Se alle prospettive di aumento del livello dei mari si combina il progressivo intensificarsi delle catastrofi naturali, come tempeste tropicali e inondazioni, si può facilmente immaginare quale sia la posta in gioco per le isole Maldive nell’Oceano Indiano o Kiribati, Tuvalu, le isole Marshall e Nauru nel Pacifico. Le previsioni non descrivono soltanto uno scenario di isole inabitabili, ma persino di “Stati sommersi”: che sorte toccherà a paesi di cui potrebbe non restare altro che il “territorio marittimo” della Zee (Zona economica esclusiva)?

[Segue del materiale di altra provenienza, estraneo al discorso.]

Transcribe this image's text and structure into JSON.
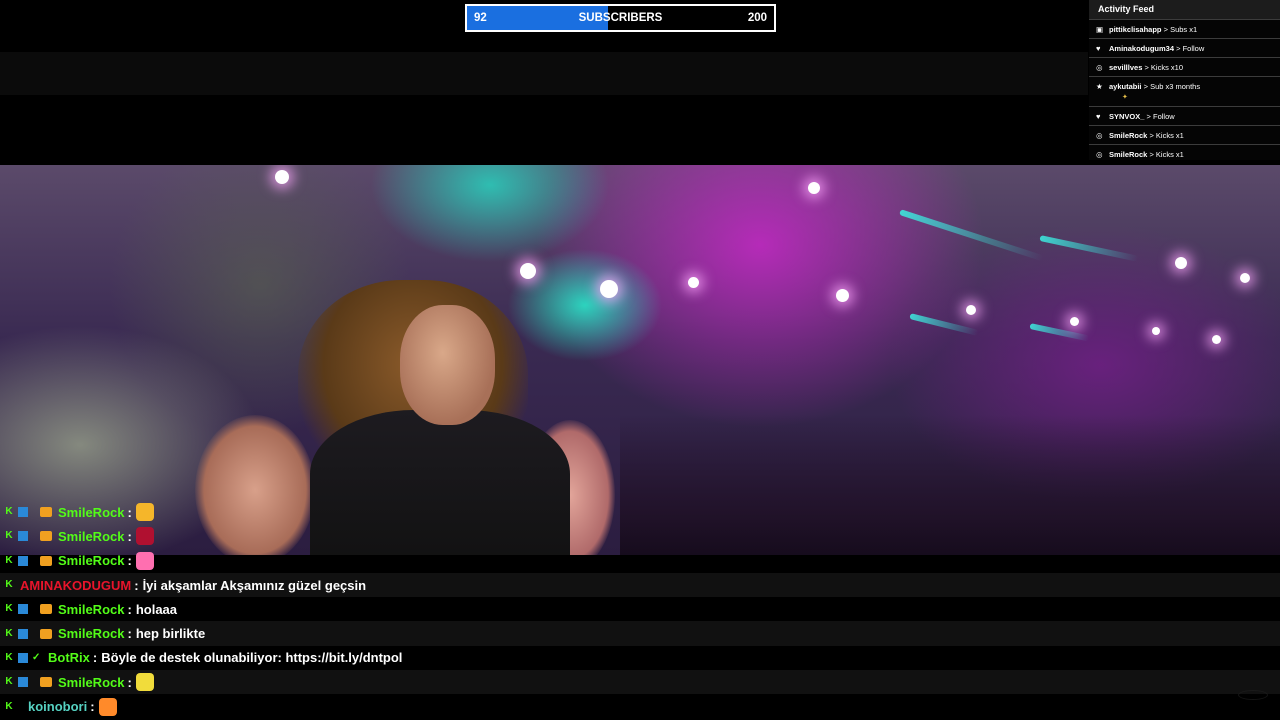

Non può neppure esser data per surreale una situazione di separazione del territorio statale dal popolo e dal governo: Kamal Amakrane, direttore del Centro per la mobilità climatica alla Columbia University, avverte che potrebbero essere necessarie una dichiarazione ad hoc dell’Onu e appositi trattati tra Stati a rischio e “Stati ospitanti”, dei quali ciascuno sarà pronto ad accogliere un’intera comunità di rifugiati e il governo in esilio in sedi diplomatiche temporanee o permanenti. Si moltiplicano, intanto, i progetti ambiziosi di elevazione artificiale del territorio terrestre nelle isole minacciate dal cambiamento climatico e di realizzazione di intere città galleggianti.
Eppure, dinanzi al grido di indignazione dei paesi insulari, ci si potrebbe attendere molto di più di una risposta tecnica: un’autentica conversione ecologica che guardi oltre gli egoismi dei singoli popoli e aspiri a un nuovo modello di economia, che sia al servizio della cura della “casa comune”.